While it seems as though the engineers are fairly confident of the end vision, a lot needs to happen before El Pasoans can take in a game.

"We don't have a hard timeline. We have a hard finish line,” said Shubert. “Obviously, the date we need to complete it by is April 2014."

April 2014 marks opening day in the Pacific Coast League, the league with which El Paso’s Triple-A team will be associated. From now until then, expect 15 months of fast-paced construction.

"We have some milestones figured out. We know that we want to have the building down by the end of March, if we can," said Shubert, later adding that the City Hall relocation plan has the remaining departments moving out until March 31, 2013, and demolition may actually happen in early April of this year.

Even though City Hall is being torn down in a matter of weeks, the timeline for what happens next is not cemented. Shubert maintained during multiple conversations that most of the project is still in the planning stages and that estimated milestones for the foundation to be laid, or the structure to be framed, won't be known for another few weeks.

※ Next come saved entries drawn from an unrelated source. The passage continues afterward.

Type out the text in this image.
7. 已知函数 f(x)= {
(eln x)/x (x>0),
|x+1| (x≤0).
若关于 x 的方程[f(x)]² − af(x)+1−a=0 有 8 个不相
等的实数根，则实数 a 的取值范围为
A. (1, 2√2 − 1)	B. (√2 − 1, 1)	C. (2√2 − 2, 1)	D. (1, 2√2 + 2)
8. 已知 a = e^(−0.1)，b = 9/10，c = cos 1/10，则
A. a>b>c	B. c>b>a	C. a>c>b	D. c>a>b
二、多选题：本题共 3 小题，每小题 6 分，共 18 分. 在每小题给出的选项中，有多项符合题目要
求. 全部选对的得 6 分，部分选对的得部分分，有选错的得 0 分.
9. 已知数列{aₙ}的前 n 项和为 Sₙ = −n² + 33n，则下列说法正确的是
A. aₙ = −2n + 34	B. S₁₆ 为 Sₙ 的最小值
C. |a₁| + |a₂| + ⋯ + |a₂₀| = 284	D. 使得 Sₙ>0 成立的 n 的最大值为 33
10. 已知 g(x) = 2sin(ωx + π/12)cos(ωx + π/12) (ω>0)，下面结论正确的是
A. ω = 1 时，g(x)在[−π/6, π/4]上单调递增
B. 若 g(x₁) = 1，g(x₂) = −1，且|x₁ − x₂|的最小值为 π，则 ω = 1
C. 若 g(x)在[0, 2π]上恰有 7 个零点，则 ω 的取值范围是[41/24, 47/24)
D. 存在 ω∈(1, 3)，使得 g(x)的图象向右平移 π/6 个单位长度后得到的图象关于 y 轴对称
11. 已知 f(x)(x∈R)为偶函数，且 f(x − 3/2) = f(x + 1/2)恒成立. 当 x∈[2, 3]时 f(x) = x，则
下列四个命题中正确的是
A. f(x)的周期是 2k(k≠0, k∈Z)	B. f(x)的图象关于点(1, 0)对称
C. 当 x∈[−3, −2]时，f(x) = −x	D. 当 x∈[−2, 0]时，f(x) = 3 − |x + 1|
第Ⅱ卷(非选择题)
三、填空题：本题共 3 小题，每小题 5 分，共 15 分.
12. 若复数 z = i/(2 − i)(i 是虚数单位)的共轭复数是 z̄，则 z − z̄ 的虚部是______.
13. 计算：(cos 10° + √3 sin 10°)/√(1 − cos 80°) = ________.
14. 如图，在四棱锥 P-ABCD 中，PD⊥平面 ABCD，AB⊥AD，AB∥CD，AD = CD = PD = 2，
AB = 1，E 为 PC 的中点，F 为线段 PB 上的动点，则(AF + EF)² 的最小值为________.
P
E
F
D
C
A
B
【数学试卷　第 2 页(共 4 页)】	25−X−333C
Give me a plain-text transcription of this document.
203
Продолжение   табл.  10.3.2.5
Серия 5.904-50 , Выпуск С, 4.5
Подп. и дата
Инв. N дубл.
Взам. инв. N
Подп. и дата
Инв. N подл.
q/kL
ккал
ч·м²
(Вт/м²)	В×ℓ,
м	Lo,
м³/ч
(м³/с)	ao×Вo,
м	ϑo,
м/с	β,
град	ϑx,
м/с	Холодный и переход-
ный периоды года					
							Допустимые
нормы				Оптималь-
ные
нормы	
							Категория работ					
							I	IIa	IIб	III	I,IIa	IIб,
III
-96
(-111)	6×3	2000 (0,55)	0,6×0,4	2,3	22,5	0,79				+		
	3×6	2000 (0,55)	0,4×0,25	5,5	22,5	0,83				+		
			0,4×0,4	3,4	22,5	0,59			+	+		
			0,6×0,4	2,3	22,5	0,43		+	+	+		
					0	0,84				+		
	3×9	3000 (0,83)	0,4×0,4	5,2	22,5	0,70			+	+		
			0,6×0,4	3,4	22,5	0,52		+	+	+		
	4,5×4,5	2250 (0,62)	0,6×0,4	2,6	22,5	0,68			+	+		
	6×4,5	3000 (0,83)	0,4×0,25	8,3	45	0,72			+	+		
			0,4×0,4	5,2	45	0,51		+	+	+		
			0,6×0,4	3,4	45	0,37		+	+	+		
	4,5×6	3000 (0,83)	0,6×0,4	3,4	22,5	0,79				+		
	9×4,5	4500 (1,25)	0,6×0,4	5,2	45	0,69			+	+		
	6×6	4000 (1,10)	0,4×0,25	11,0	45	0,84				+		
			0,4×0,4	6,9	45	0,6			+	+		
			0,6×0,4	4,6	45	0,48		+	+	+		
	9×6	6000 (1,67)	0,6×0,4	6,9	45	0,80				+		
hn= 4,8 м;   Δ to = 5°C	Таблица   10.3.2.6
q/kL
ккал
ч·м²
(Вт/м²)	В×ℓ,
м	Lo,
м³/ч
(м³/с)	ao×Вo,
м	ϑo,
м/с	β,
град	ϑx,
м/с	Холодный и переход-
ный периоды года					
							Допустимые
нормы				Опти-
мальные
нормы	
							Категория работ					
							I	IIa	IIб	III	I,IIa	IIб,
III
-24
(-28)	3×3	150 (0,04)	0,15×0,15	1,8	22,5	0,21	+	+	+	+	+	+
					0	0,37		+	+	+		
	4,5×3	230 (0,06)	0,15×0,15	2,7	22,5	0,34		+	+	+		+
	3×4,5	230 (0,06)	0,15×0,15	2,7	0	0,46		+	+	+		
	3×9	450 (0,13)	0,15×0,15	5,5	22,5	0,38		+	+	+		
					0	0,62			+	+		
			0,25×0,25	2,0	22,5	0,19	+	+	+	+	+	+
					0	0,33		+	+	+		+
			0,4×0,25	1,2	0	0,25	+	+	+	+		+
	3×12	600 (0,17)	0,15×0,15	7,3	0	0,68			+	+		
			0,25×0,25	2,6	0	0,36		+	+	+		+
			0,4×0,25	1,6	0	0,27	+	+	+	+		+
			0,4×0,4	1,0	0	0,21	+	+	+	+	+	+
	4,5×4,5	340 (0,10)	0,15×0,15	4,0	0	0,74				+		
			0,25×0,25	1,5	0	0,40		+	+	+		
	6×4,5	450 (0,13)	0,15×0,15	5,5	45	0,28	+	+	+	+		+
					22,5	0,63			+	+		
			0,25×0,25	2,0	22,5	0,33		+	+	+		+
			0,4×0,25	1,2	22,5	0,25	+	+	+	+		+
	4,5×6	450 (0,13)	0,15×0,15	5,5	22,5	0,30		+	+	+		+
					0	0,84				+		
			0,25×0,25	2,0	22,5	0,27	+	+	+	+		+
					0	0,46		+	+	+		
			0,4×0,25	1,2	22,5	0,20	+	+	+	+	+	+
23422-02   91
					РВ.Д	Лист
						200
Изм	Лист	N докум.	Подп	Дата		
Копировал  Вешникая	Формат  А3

A rough timeline of what will happen includes the City Hall demolition in April -- Shubert warned drivers that Interstate 10 will be temporarily shut down during the demolition due to the building’s proximity to the freeway -- and the clearing of the site by the end of that month. Shubert said the first sign of construction will be a large, 20- to 25-foot retaining wall that will line Missouri Street, which will be narrowed and converted to a one-way street during the process. That retaining wall will also serve as the outfield wall.

Other aspects of the ballpark, like steel beams for framing the structure and elevators, will be fabricated off-site and shipped in from out of town once complete.

Shubert was apologetic that he couldn’t supply a more firm timeline of what El Pasoans can expect to see building up downtown, saying he expects more concrete details once bid packages for concrete and mechanical needs are returned and rewarded. That won’t happen for the next few months.

"We've got the conceptual design figured out,” said Shubert. “It's the detailed design where they start putting lines on paper. Where the beams are going, where the foundations are going, plumbing, mechanical things are going."

Shubert said he also hopes to have a better idea of a timeline once he takes a presentation with the designs before City Council. That was initially supposed to happen Feb. 5 but has been removed from the proposed agenda and will be added on sometime this month.